Her tears stopped, foreboding squeezing her heart. He’d come to the part when she’d smacked his advances back in his face.
“But I shouldn’t have been so sure. I went after you, and you turned me down, so disdainfully. Kept on doing it for six years. It took a crisis in your kingdom and some convoluted blackmail to make you accept me.”
Suddenly his body stiffened beneath her, his jaw muscles bunched as if in excruciating pain. Then he carefully set her away from him, rose to his feet, a defeated slump to his shoulders. “Not that you have accepted me.”
Clarissa lay on the bed where he left her, pinned under a mountain of humility and gratitude and love and awe.
Then her mind caught on this last comment, and she was on her feet, across the room and grabbing him by the arms. “I work with you by day and make delirious love with you every night—at least, before you suddenly seemed to stop wanting me after you found out I was carrying your child. What do you mean I haven’t accepted you?”
Ferruccio looked down at her, his reason and reasons made flesh and bone, his soul made woman. And he let his anguish out. “I mean you’re trapped in our marriage. You don’t want my child, you’ve always believed I’m beneath you. That was always the reason, from that first night, that you rejected me, wasn’t it?”
She gaped at him. Then she started shaking him with all her strength. “Are you really insane? Beneath me? You thought my rejection all these years was rooted in snobbery? How dare you think me that stupid and vicious and shallow. How dare you want me when you thought that of me.”
“I didn’t…” He stopped, swallowed the knot of confusion that had never let him finish a coherent thought in this matter. “I did think that. But then I was with you, and everything you said and did told me you were everything I could admire and love. Then you rejected me again, and I could find no other explanation. I was going around and around in my mind, on an endless spin cycle of belief and doubt, hope and despair.”
“Dio, this is beyond ridiculous. It seems you’re not all-seeing, after all. Not with a blind spot the size of Africa.”
“So, why did you keep rejecting me?” he groaned.
And she yelled at him, at the top of her voice, telling him exactly why she’d been scared to give in to him, to her feelings.
He was shaking with relief and elation when she finished.
But she wasn’t finished. “And just what were you feeling all the time, as you thought that of me? Were you internally gloating at the stupid snob who was herself illegitimate? If so, I wonder at your willpower that you haven’t smeared my face in it. But then, you should have. Maybe then you would have gotten your facts straight, and all this could have been resolved earlier.”
He opened his mouth to protest and she bulldozed on. “And don’t you dare turn this on me. It’s you who seem to be trapped in our marriage, you who are unhappy that I’m carrying your baby. The day you found out, you looked as if you’d been told you had a chronic, debilitating disease.”

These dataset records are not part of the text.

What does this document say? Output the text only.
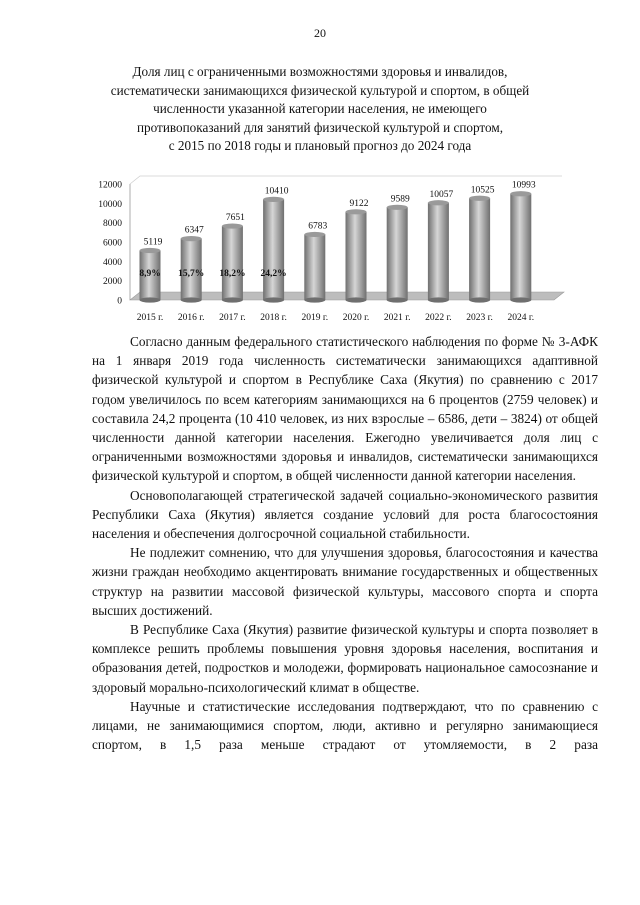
20
Доля лиц с ограниченными возможностями здоровья и инвалидов,
систематически занимающихся физической культурой и спортом, в общей
численности указанной категории населения, не имеющего
противопоказаний для занятий физической культурой и спортом,
с 2015 по 2018 годы и плановый прогноз до 2024 года
0
2000
4000
6000
8000
10000
12000
5119
8,9%
2015 г.
6347
15,7%
2016 г.
7651
18,2%
2017 г.
10410
24,2%
2018 г.
6783
2019 г.
9122
2020 г.
9589
2021 г.
10057
2022 г.
10525
2023 г.
10993
2024 г.

Согласно данным федерального статистического наблюдения по форме № 3-АФК на 1 января 2019 года численность систематически занимающихся адаптивной физической культурой и спортом в Республике Саха (Якутия) по сравнению с 2017 годом увеличилось по всем категориям занимающихся на 6 процентов (2759 человек) и составила 24,2 процента (10 410 человек, из них взрослые – 6586, дети – 3824) от общей численности данной категории населения. Ежегодно увеличивается доля лиц с ограниченными возможностями здоровья и инвалидов, систематически занимающихся физической культурой и спортом, в общей численности данной категории населения.

Основополагающей стратегической задачей социально-экономического развития Республики Саха (Якутия) является создание условий для роста благосостояния населения и обеспечения долгосрочной социальной стабильности.

Не подлежит сомнению, что для улучшения здоровья, благосостояния и качества жизни граждан необходимо акцентировать внимание государственных и общественных структур на развитии массовой физической культуры, массового спорта и спорта высших достижений.

В Республике Саха (Якутия) развитие физической культуры и спорта позволяет в комплексе решить проблемы повышения уровня здоровья населения, воспитания и образования детей, подростков и молодежи, формировать национальное самосознание и здоровый морально-психологический климат в обществе.

Научные и статистические исследования подтверждают, что по сравнению с лицами, не занимающимися спортом, люди, активно и регулярно занимающиеся спортом, в 1,5 раза меньше страдают от утомляемости, в 2 раза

He was shaking as hard as she was now, finally seeing it all. “I saw you crying. I went back to thinking you hated me, couldn’t stand having my baby. Dio santo, Clarissa, we’ve both been so afraid to believe all this magic was for real that we kept tormenting ourselves with worst-case scenarios.”
Her violet eyes turned purple with the enormity of emotion igniting them, the silvery tears magnifying their beauty, reflecting shards of pure, agonizing ecstasy into his soul.
“So do you want my baby? And…me?” Then he added the word he’d held back during their marriage ceremony. “Forever?”